Presidente do CFM defende no Senado que ‘autonomia da mulher’ para aborto tenha limites

Ele definiu que já há "viabilidade fetal" com 22 semanas de gestação

Foto: divulgação

O presidente do Conselho Federal de Medicina (CFM), José Hiran da Silva Gallo, afirmou nesta segunda-feira (17) que a “autonomia da mulher” no contexto do aborto deve ter limites.

Ele fez essas declarações durante um debate no Senado Federal sobre a resolução que trata da assistolia fetal, procedimento realizado no aborto legal em gestações com mais de 22 semanas resultantes de estupro.

“A autonomia da mulher esbarra, sem dúvida, no dever constitucional imposto a todos nós, de proteger a vida de qualquer um, mesmo ser humano formado por 22 semanas”, afirmou Gallo.

Gallo explicou que, com 22 semanas de gestação, já há “viabilidade fetal”, e que se trata de um “ser humano formado”.

“Em todos esses casos, falamos de pré-maturidade. São situações onde há viabilidade de vida, e já não se trata de um feto, mas de um ser humano formado”, disse ele.

As declarações foram feitas em uma sessão no Senado organizada pelo senador Eduardo Girão (Novo-CE), opositor do aborto. Girão defendeu que há uma criança em todos os estágios da gravidez e que todo aborto é um infanticídio.

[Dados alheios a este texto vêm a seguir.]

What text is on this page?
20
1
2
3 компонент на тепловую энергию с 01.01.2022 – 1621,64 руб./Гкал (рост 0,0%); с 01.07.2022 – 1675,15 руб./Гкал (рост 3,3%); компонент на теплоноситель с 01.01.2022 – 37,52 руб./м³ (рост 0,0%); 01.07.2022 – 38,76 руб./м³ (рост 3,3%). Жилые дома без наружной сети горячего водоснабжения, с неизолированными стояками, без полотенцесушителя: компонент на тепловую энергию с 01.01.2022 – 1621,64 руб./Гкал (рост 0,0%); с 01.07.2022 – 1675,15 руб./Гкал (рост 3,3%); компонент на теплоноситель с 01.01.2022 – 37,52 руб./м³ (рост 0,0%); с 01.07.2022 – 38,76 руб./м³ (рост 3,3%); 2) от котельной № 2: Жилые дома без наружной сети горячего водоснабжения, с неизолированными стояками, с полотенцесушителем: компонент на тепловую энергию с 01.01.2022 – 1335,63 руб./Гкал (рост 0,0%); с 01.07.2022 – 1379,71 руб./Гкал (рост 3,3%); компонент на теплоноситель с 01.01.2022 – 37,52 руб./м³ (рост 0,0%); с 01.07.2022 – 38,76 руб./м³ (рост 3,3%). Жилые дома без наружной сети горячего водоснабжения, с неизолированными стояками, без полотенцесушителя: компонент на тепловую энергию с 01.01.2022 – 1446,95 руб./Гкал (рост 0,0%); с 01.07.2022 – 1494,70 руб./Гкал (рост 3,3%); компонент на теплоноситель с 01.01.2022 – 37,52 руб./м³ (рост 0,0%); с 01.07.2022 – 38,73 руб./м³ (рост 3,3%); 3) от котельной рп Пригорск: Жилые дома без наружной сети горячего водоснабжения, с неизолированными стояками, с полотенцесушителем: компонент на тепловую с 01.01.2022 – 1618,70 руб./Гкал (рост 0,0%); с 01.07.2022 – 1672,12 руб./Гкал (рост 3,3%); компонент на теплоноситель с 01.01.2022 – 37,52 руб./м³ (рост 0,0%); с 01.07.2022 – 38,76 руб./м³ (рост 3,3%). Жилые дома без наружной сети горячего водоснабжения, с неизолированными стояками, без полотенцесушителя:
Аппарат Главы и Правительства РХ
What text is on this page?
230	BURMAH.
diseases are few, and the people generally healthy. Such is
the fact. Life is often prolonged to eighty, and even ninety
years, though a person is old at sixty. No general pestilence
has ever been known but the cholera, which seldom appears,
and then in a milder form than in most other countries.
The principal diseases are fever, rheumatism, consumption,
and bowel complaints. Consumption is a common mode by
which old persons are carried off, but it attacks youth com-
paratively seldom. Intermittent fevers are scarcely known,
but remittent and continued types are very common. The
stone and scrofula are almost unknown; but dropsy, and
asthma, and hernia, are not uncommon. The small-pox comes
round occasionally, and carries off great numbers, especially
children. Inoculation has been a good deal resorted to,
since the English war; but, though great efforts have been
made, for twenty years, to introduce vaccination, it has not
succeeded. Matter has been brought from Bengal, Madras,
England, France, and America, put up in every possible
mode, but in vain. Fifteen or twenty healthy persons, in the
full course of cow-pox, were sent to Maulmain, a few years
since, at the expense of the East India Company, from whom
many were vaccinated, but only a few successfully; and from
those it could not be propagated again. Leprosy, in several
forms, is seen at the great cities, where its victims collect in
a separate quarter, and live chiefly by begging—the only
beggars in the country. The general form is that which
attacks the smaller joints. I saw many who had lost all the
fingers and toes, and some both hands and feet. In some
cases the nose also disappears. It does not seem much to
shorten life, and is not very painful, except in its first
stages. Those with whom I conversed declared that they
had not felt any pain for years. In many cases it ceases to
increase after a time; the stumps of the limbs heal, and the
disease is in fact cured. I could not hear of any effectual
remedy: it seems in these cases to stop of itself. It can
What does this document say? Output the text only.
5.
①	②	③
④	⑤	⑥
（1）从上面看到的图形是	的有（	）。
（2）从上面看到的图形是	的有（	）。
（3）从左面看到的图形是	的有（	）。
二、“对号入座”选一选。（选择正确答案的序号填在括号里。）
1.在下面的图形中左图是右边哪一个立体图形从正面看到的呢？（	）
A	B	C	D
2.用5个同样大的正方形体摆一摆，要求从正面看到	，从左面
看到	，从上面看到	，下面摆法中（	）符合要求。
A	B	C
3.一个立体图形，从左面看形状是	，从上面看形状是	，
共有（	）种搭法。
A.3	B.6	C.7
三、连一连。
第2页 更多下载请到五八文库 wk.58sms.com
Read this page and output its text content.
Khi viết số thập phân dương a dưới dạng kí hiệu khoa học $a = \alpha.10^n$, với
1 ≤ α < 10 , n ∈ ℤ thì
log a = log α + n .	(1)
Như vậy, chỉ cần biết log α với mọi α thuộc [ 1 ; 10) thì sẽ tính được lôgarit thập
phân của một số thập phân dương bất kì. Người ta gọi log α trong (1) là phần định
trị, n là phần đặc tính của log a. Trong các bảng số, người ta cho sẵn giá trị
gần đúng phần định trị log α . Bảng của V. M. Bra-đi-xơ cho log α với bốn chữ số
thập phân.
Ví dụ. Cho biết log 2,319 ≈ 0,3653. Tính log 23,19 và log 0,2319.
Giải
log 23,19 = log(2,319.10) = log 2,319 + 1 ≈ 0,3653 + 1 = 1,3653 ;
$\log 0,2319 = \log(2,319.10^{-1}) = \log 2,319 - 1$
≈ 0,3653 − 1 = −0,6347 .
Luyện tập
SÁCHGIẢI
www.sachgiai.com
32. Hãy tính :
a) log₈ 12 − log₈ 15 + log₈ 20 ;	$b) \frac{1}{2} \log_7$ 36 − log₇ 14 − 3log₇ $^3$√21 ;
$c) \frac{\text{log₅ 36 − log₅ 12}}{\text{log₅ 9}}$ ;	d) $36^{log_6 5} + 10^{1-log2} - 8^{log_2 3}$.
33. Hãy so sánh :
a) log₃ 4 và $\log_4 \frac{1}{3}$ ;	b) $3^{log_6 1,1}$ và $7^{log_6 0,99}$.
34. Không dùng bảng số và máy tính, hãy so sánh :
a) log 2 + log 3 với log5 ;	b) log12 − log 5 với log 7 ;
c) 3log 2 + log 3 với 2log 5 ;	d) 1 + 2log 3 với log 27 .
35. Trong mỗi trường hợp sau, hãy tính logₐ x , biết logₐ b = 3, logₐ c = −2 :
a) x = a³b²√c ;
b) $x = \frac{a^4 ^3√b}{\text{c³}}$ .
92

“Eu aboli o termo biologicamente correto, que é feto. Pois para mim todos os estágios da gravidez são, e sempre serão, crianças. Estamos tratando aqui de infanticídios”, afirmou.

Durante a sessão, foi demonstrado como é realizada a assistolia fetal, incluindo uma encenação dramática com uma atriz interpretando um feto de 22 semanas reagindo ao aborto. Gallo, em seu discurso, elogiou Girão, que, segundo ele, representa “o povo e as mulheres brasileiras”. Ele expressou preocupação com o que chamou de “banalização da vida” e “insensibilidade em proteger a vida”.

“Não posso esconder minha surpresa com a banalização da vida a que estamos sendo expostos na sociedade contemporânea de um modo sistemático”, disse.

“Me pergunto o que houve em nossa caminhada enquanto humanidade. Qual o desvio que tomamos em nossa rota, tornando insensíveis à necessidade suprema de proteger a dignidade e a vida?”

Raphael Câmara Medeiros Parente, relator da resolução no CFM, também discursou, comparando a assistolia a um “método de tortura” e afirmando que não existe aborto legal.

“Todo aborto é crime, mas alguns crimes não são punidos pela lei”, disse. “Não existe o tema aborto legal. É aborto com excludente de punibilidade. Seria como falar em homicídio legal. Mas existem situações em que se pode matar”.

O CFM e o Supremo Tribunal Federal (STF) divergem sobre a realização da assistolia fetal. O ministro do STF Alexandre de Moraes suspendeu a resolução que impedia o procedimento, argumentando que o CFM “se distancia de padrões científicos pela comunidade internacional” e que a normativa ultrapassa os limites do poder regulamentar do órgão.

O Conselho recorreu e pediu a redistribuição do processo.

A polêmica reacendeu o debate no Congresso Nacional. Na semana passada, a Câmara dos Deputados aprovou um projeto de lei que equipara o aborto realizado após 22 semanas de gestação ao crime de homicídio, com penas de seis a 20 anos de reclusão, inclusive nos casos de estupro.

Atualmente, a pena média para estupradores é de seis a dez anos.